Scott has promised to give her wealth away “until the safe is empty.” But thanks to Amazon's climbing stock price, it has only grown since she divorced Amazon founder Jeff Bezos in 2019 and walked away with a 4% stake in the company.

Her giving approach -- which doesn't come with any strings attached — is rare in the philanthropic world, where wealthy donors usually restrict what charities can do with money they give them. Scott doesn’t do that, or require the nonprofits to report to her how they’ve spent the money — a gold standard for gifts. She can also bypass public reporting requirements because she does her giving as an individual, instead of through a foundation like many other wealthy donors.

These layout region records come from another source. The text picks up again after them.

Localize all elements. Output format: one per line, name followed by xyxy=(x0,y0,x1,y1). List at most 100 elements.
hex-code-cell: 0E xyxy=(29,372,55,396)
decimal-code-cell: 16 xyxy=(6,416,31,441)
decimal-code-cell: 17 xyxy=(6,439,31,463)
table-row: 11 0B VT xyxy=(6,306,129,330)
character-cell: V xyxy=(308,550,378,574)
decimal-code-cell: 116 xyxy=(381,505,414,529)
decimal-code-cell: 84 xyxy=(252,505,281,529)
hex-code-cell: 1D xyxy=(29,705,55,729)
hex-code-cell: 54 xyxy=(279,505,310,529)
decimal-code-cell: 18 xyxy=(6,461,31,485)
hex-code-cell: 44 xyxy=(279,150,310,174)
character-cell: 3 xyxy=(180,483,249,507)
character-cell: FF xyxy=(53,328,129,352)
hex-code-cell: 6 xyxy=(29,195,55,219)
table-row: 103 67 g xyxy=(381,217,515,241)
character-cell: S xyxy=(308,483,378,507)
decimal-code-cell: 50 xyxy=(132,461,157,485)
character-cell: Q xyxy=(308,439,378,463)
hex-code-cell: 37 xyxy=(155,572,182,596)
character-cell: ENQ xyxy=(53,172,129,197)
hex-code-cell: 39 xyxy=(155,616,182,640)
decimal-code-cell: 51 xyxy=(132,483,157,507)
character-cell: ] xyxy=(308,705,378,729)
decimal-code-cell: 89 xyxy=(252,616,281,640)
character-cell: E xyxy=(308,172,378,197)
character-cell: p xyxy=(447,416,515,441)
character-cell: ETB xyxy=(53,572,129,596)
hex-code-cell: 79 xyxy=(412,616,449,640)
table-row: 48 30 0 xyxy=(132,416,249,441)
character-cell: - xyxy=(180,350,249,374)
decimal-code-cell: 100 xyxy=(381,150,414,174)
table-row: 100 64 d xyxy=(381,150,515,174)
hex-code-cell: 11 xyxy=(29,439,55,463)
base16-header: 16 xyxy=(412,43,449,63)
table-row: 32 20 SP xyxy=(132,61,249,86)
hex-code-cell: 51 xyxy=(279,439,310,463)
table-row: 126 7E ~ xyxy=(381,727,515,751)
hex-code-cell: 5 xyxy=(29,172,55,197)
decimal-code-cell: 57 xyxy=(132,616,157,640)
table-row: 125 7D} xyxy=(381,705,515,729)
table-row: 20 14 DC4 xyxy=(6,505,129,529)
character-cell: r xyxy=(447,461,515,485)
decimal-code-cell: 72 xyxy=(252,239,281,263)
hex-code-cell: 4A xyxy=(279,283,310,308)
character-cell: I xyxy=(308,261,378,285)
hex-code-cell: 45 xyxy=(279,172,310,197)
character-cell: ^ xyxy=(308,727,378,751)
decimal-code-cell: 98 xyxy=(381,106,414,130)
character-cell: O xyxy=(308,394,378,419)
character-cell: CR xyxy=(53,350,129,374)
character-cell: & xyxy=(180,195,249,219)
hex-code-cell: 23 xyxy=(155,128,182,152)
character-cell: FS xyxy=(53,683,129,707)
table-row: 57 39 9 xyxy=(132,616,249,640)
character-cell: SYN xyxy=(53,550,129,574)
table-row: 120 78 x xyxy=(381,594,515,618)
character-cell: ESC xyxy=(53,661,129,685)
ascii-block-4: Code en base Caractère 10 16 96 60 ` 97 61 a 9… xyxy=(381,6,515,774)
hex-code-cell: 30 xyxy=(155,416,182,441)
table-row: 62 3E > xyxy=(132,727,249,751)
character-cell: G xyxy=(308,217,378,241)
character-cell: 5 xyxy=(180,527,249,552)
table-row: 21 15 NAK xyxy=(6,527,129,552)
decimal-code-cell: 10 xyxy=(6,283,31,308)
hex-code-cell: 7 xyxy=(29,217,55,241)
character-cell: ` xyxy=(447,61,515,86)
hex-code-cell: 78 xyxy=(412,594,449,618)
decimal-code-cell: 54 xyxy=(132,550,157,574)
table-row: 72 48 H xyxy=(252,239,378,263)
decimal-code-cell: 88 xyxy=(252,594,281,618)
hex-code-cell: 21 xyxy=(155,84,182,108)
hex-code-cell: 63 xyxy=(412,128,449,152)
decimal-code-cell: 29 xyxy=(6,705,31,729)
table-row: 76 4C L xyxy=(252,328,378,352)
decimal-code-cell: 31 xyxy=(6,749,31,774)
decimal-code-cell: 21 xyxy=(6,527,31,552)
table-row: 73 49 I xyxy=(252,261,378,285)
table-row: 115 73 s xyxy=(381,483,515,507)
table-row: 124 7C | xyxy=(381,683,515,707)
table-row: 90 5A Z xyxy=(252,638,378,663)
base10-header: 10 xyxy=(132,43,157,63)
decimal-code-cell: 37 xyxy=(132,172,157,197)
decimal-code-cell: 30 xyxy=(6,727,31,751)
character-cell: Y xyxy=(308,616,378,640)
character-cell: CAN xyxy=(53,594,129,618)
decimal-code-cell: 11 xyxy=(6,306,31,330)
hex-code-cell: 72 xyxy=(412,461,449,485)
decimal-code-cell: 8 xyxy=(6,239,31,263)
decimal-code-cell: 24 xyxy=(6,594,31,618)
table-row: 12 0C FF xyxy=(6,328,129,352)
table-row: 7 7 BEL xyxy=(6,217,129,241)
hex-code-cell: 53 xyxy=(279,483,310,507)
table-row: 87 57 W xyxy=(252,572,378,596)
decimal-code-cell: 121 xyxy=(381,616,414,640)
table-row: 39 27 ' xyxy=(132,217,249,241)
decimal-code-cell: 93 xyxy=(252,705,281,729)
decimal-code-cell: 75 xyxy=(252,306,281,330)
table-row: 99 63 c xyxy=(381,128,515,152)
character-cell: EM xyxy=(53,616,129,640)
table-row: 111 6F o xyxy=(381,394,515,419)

Scott says in her post that she wants to broaden the definition of what is considered philanthropy and who is considered a philanthropist. “How much or how little money changes hands doesn’t make it philanthropy,” she wrote. “Intention and effort make it philanthropy. If we acknowledge what it all has in common, there will be more of it.”

Tyrone Freeman, a professor at Indiana University’s Lilly Family School of Philanthropy, said that Scott's statement shines a spotlight to an ongoing debate about philanthropy.

“A focus on the size of financial donations and limitations in tax policy on the types of gifts that may be deducted has skewed our imagination of exactly what a gift is, who gives them, and how we actually give to others every day,” Freeman said. "She’s emphasizing that anyone can give because philanthropy is not mainly about money and does not belong to the wealthiest 1%—it belongs to all of us and is part of our common, collective human heritage.”